It’s a harsh reality how disgraceful America’s prison system is these days, but did you know that many prisons in the system are actually a byproduct of CCA or Correction Corps of America. The CCA sets up management programs that include everything from building design, health care and even inmate activities. They have a finger on the pulse of prison operations all the way from maximum-security penitentiaries on down to county jails. Even inmate transportation and reconfiguration of overcrowding often goes through CCA offices.
With so much invested in the quality of correctional facilities why then, you might wonder, is the recidivism rate for inmates still so high—Statistics show nearly two thirds of all released felons return to prison within a year after their release—After all shouldn’t the aim of prison be to rehabilitate criminal behaviors so inmates, those who are to be released anyway, can transition back into the community and become productive members of society?
In bygone years, prisons were thought to be a place for punishment only. Inmates were humiliated, left in dark damp cells for hours on end and fed a steady diet of food loaves three times a day. They weren’t even allowed to own basic hygiene items like soap or toothpaste. In addition, as late as 1900 some inmates were even “spanked,” with a rubber hose for misbehavior.
A new think tank came up with the idea of rehabilitation and education as the key to getting these kinds of criminals back on track. Penitentiaries soon became communities complete with schools and on-sight factories or farmland. Soon prison became a big business venture and an opportunity for civilian job and wealth in predominantly white small towns on the verge of destruction in the late 90’s. After President Reagan declared, a war on drugs there was a booming need for new correctional facilities to house the growing number of drug related incarcerations the judges handed down.

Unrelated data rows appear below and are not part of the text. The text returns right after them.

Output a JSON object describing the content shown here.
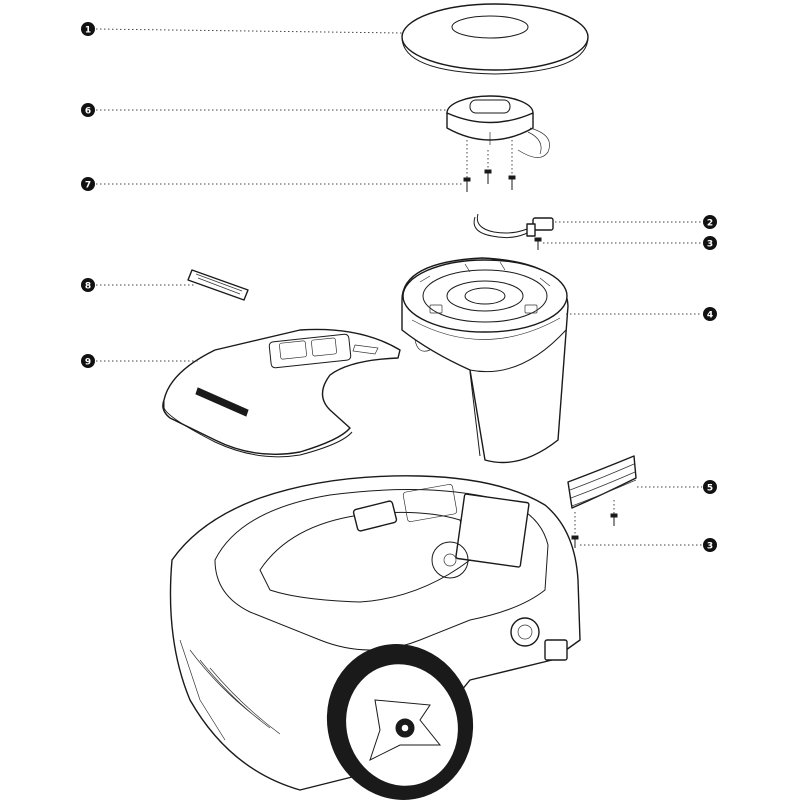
{
  "callouts": [
    {
      "id": "c1",
      "label": "1"
    },
    {
      "id": "c6",
      "label": "6"
    },
    {
      "id": "c7",
      "label": "7"
    },
    {
      "id": "c2",
      "label": "2"
    },
    {
      "id": "c3a",
      "label": "3"
    },
    {
      "id": "c8",
      "label": "8"
    },
    {
      "id": "c4",
      "label": "4"
    },
    {
      "id": "c9",
      "label": "9"
    },
    {
      "id": "c5",
      "label": "5"
    },
    {
      "id": "c3b",
      "label": "3"
    }
  ],
  "colors": {
    "line": "#1a1a1a",
    "callout": "#111111",
    "background": "#ffffff"
  }
}
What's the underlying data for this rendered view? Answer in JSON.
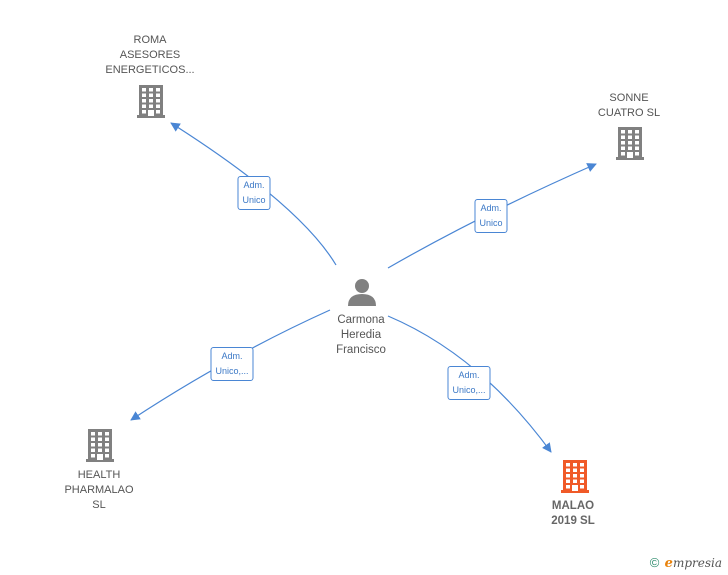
{
  "center": {
    "name": "Carmona\nHeredia\nFrancisco",
    "icon": "person-icon",
    "color": "#808080"
  },
  "companies": [
    {
      "id": "roma",
      "name": "ROMA\nASESORES\nENERGETICOS...",
      "icon": "building-icon",
      "color": "#808080"
    },
    {
      "id": "sonne",
      "name": "SONNE\nCUATRO SL",
      "icon": "building-icon",
      "color": "#808080"
    },
    {
      "id": "health",
      "name": "HEALTH\nPHARMALAO\nSL",
      "icon": "building-icon",
      "color": "#808080"
    },
    {
      "id": "malao",
      "name": "MALAO\n2019 SL",
      "icon": "building-icon",
      "color": "#f05a28",
      "focus": true
    }
  ],
  "edges": [
    {
      "to": "roma",
      "label": "Adm.\nUnico"
    },
    {
      "to": "sonne",
      "label": "Adm.\nUnico"
    },
    {
      "to": "health",
      "label": "Adm.\nUnico,..."
    },
    {
      "to": "malao",
      "label": "Adm.\nUnico,..."
    }
  ],
  "edge_color": "#4a86d4",
  "footer": {
    "copyright": "©",
    "brand_initial": "e",
    "brand_rest": "mpresia"
  }
}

In the early 2000, a new problem developed within most Illinois prisons and soon spread throughout the USA when inmates formed gang affiliations among themselves. With the dangers involved, many of the rehabilitation programs fell by the wayside. Now the segregation of gangs among inmates has led to increased crime within the very facilities designed to curb the criminal behaviors. In fact, today gangs can be said to have control over most of the prison systems we know today. Weakening the authority of wardens, and guards to the point of mere survival. In the meantime, taxpayers foot the bill to house these rabble-rousers.
If CCA wants to continue a profitable program in the coming years, they must insist on a bylaw of expectations from both the inmate community and the federal outfitters with whom they set up shop. Get back to demanding that the inmates run a self-sufficient community within their walls. One that both pays their debt to society and provides for their own keep along with provisions for their families, whom they have harmed in their criminal behaviors. Educate not only the inmates in life skills and general education, but also the staff in mediation and assessment of human behaviors so they can get a grip on the reigns and lead rather than be dragged by the horse.

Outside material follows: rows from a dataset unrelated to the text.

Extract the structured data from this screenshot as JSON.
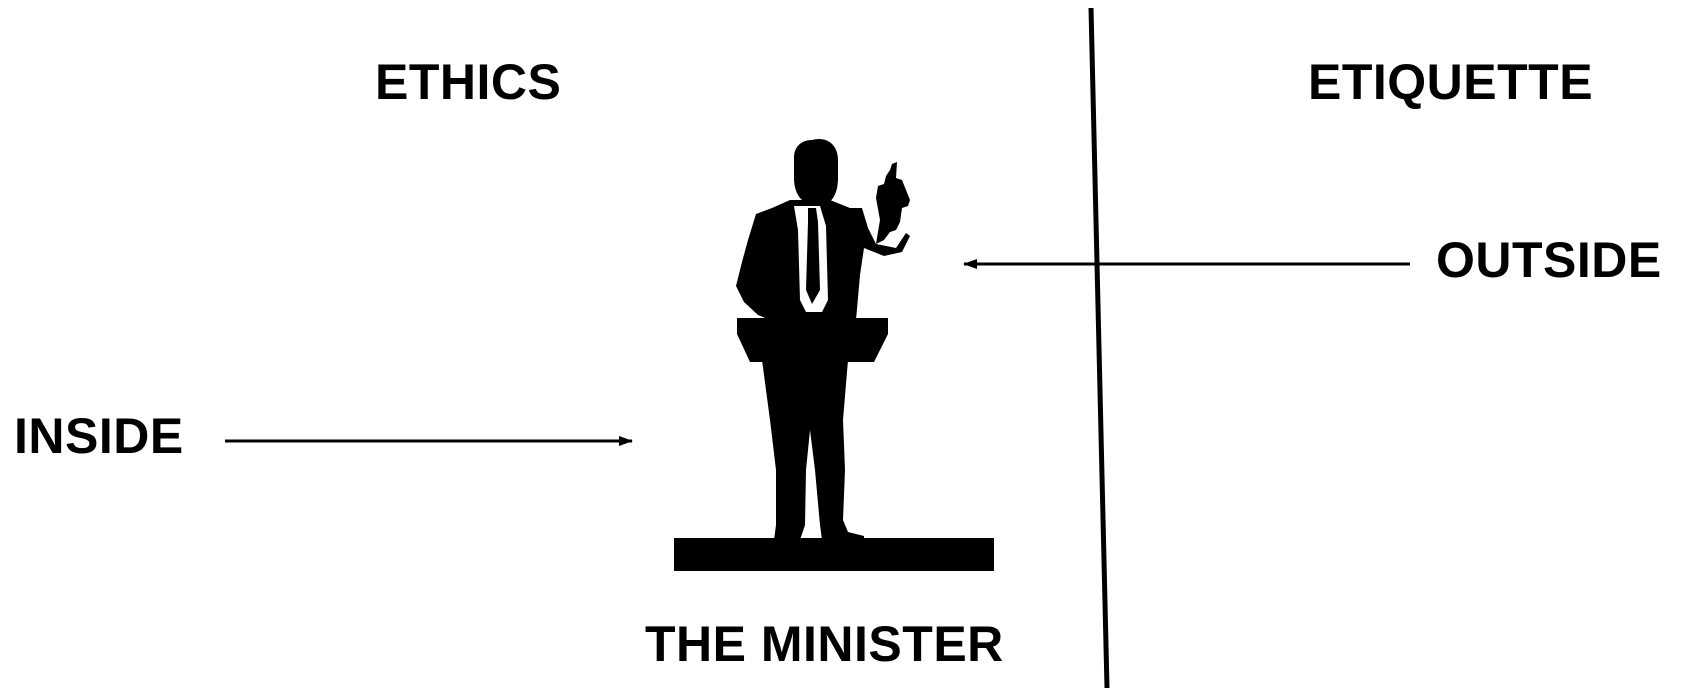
{
  "headings": {
    "left": "ETHICS",
    "right": "ETIQUETTE"
  },
  "labels": {
    "outside": "OUTSIDE",
    "inside": "INSIDE"
  },
  "caption": "THE MINISTER",
  "icons": {
    "figure": "minister-at-pulpit-icon"
  },
  "colors": {
    "ink": "#000000",
    "background": "#ffffff"
  }
}
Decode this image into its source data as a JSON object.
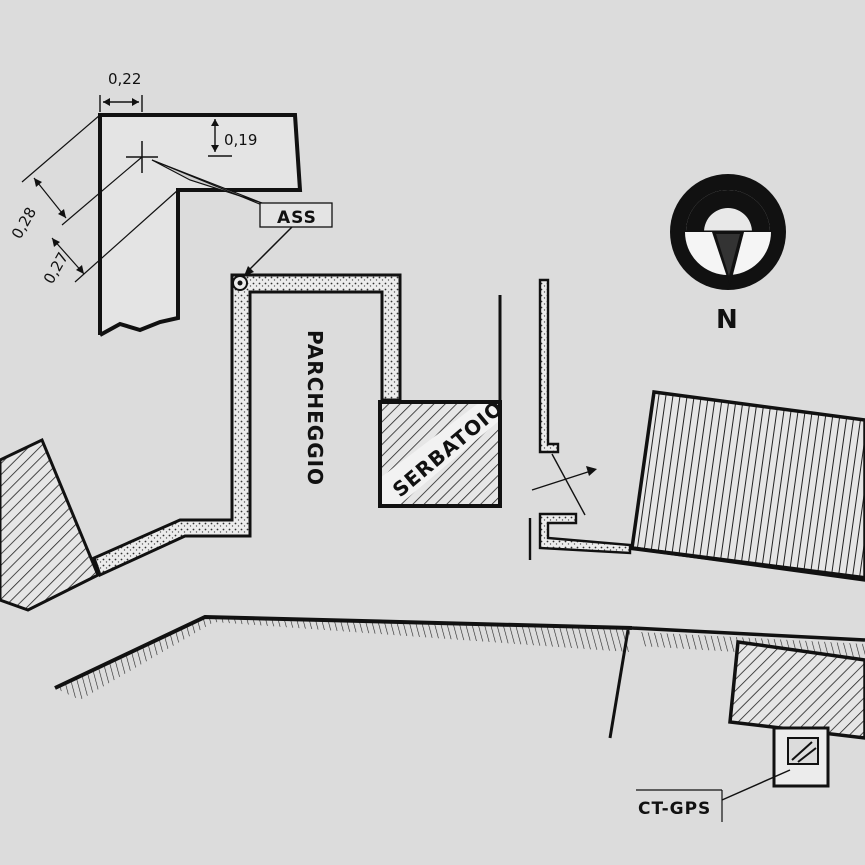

But most of all its time to overhaul the criminal justice system. I’m talking about judges who hand down unreasonable sentences without considering the outcome. For instance consider this: an entire family including a 76 year old grandmother was sentenced a few years ago to twenty four years, no chance for parole for selling crack to drug abusers. In another courtroom nearby a CIA spy who sold out our country got the same sentence with time off for good behavior.
In America 1 in 31 men and 1 in approximately 56 women will find themselves, sentence to jail sometime this year. Many of them for drug charges or domestic violence. It seems to me that either we have really turned wicked in this country or someone has gotten a little too trigger happy with the gavel.

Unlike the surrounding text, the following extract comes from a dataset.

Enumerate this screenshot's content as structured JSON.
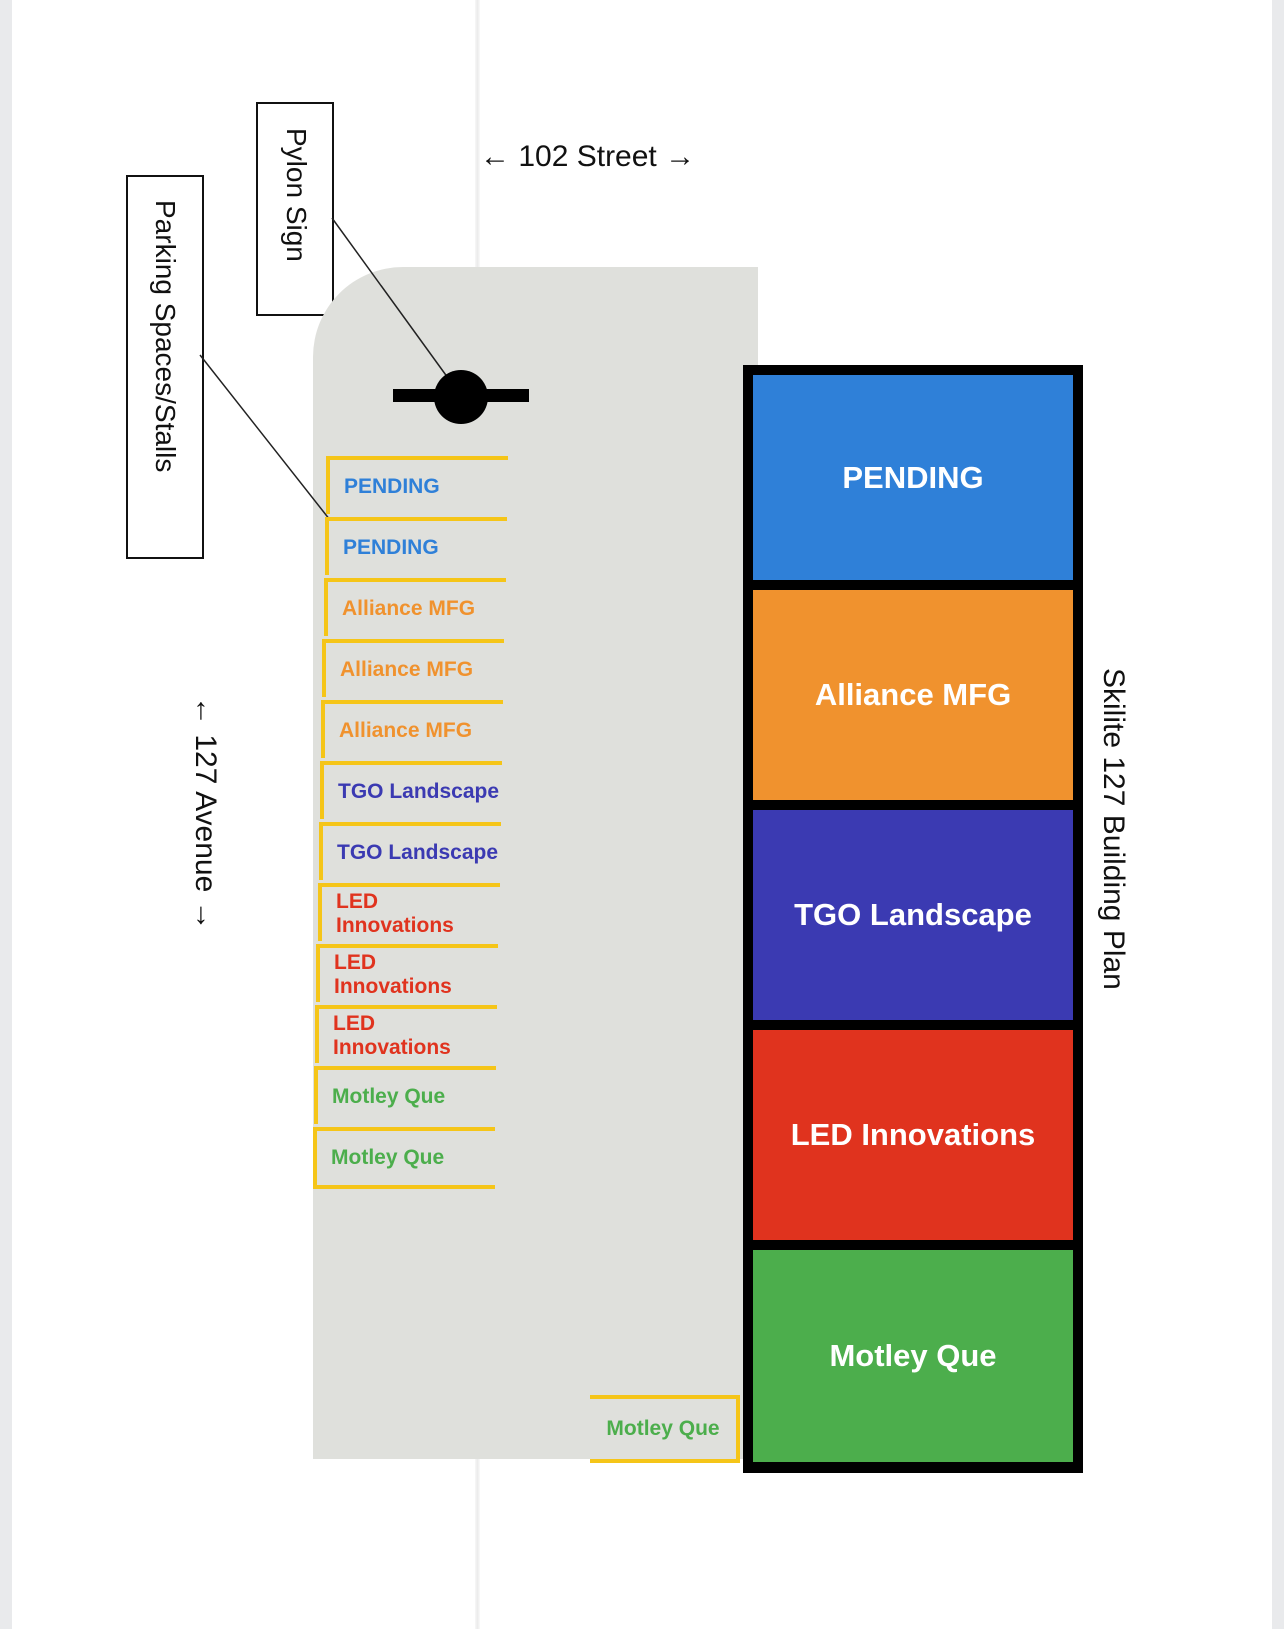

America’s prison system is a joke from where I stand. A prison should not be a place anyone would want to be in his or her lifetime. It should be a place where criminal behavior ends, not trains. Inmates should be assisted only in earning their way through hard work, especially those who have made prison their home. They should be required to pay their taxes and provide for their families. Jail on the other hand should be a temporary situation that houses minor infractions like drug abuse. A place that educates with both job and life skills. A place of rehabilitation so people will leave with the knowledge of having earned the right to re-enter society. I don’t blame CCA for these problems. After all they didn’t create the demand they just supply a product based on regulations and law. But then again it can’t hurt to put this at their door step to brood over.